Under the hood, the extension sends your code and comments to the GitHub Copilot services, which use the Codex algorithm to synthesize and create suggestions.
It speaks virtually any programming language but works best with Python, JavaScript, TypeScript, Ruby, and Go.
According to its selection of users, the tool can generate up to 10 alternatives for a single suggestion. The algorithm consistently improves by recording whether each suggestion is accepted or not.

How good is it?
Developers at GitHub conducted an experiment to measure the tool’s accuracy. It was tested on a set of Python functions that have good test convergence in open-source repositories.
All the function bodies have been deleted, and the only context provided was the function names and docstrings. Copilot was able to fill them in correctly 43% of the time, and the accuracy increased to 57% after 10 attempts.
This is truly a remarkable feat since the tool generates working code you can use in your projects. Given that millions will use it once it goes public, it will significantly speed up development.

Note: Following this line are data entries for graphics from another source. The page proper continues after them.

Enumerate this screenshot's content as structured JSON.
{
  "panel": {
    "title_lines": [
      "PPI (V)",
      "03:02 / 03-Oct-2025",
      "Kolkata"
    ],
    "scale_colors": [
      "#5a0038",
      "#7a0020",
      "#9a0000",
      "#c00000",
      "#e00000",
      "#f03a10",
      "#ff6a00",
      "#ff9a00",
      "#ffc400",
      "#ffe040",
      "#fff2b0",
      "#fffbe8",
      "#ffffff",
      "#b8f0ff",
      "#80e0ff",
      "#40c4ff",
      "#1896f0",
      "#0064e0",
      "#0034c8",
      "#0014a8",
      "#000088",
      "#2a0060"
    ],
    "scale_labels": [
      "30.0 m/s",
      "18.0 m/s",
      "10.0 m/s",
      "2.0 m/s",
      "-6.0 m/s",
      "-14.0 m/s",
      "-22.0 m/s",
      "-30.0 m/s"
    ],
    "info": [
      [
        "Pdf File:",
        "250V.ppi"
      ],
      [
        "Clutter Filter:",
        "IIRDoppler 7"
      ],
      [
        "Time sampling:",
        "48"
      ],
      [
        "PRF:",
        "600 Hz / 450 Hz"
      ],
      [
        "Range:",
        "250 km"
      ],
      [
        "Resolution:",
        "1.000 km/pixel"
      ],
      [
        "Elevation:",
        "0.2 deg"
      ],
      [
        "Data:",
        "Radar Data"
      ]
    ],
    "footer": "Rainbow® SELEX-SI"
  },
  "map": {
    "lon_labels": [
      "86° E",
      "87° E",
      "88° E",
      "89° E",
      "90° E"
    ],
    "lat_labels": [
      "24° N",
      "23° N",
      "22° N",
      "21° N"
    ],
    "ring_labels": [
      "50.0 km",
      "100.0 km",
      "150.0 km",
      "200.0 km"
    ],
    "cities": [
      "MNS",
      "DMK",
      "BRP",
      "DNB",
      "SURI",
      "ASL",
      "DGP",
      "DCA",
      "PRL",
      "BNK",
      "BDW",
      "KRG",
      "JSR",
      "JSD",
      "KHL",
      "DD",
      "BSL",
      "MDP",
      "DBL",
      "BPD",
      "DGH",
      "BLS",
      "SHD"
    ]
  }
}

To get the most out of it, it is suggested to divide the code into small functions, provide meaningful function names, parameters, and docstrings.
In other words, it truly is your pair programmer — it makes you follow software engineering best practices, and in return, it learns from your code to improve its suggestions.
What is the quality of the generated code?
Even though Copilot is correct almost half the time, the creators say its output should be monitored:
GitHub Copilot tries to understand your intent and generate the best code it can, but the code it suggests may not always work, or even make sense.
The quality of the suggestions also depends on the existing code. Copilot can only use the current file as a context. It cannot test its own code meaning it may not even run or compile.
Besides, the FAQs say you use the tool at your own risk since it can suggest old or deprecated versions of libraries and frameworks.
There are also concerns around Copilot’s training set that contain the code written by millions.
The obvious question is, “Does it ever repeat the code from the training data” to which the answer is yes. It has been observed that there is a 0.1% chance the tool leaks code from the training set.
Framing this probability as a percentage might not show the bigger picture. One in a 1000 chance is actually more serious considering that there will be up to 10 options for each suggestion.
However, an in-depth case study on this problem showed these instances only happen when there is insufficient context to learn from. In particular, the algorithm was more likely to make these mistakes when the current file was short or empty.
Should You Be Worried as a Data Scientist?
Considering its merits and flaws, it is worth asking if GitHub Copilot affects developer jobs in the future.

When GPT-3 was released, the answer to this question was a tentative, faint yes. However, now that Copilot is out and will be a commercially available product that integrates into one of the heavily used IDEs globally, we should reconsider our answer.
The creators claim the tool will only serve to boost productivity and free developers from doing manual tasks and help them focus on more interesting work. It might also be possible it lowers the barriers for beginners to enter the software industry.
Personally, I strongly believe that AI, no matter how advanced, won’t replace humans any time soon. I completely disagree that one day, AI will excel across all programming disciplines and will be able to solve any unique, intricate problem all by itself.
This is especially true for the data science sphere. Regardless of how good GitHub Copilot is, I don’t think it will even beat the simplest Auto-ML libraries.
Data science isn’t just about writing good code — it is a collection of domain knowledge, understanding the data, and beautiful math.
However, I won’t deny that an AI-based tool like this, a technology backed by a multi-billion company, will play a vital role in the daily workflow of millions of programmers in the future.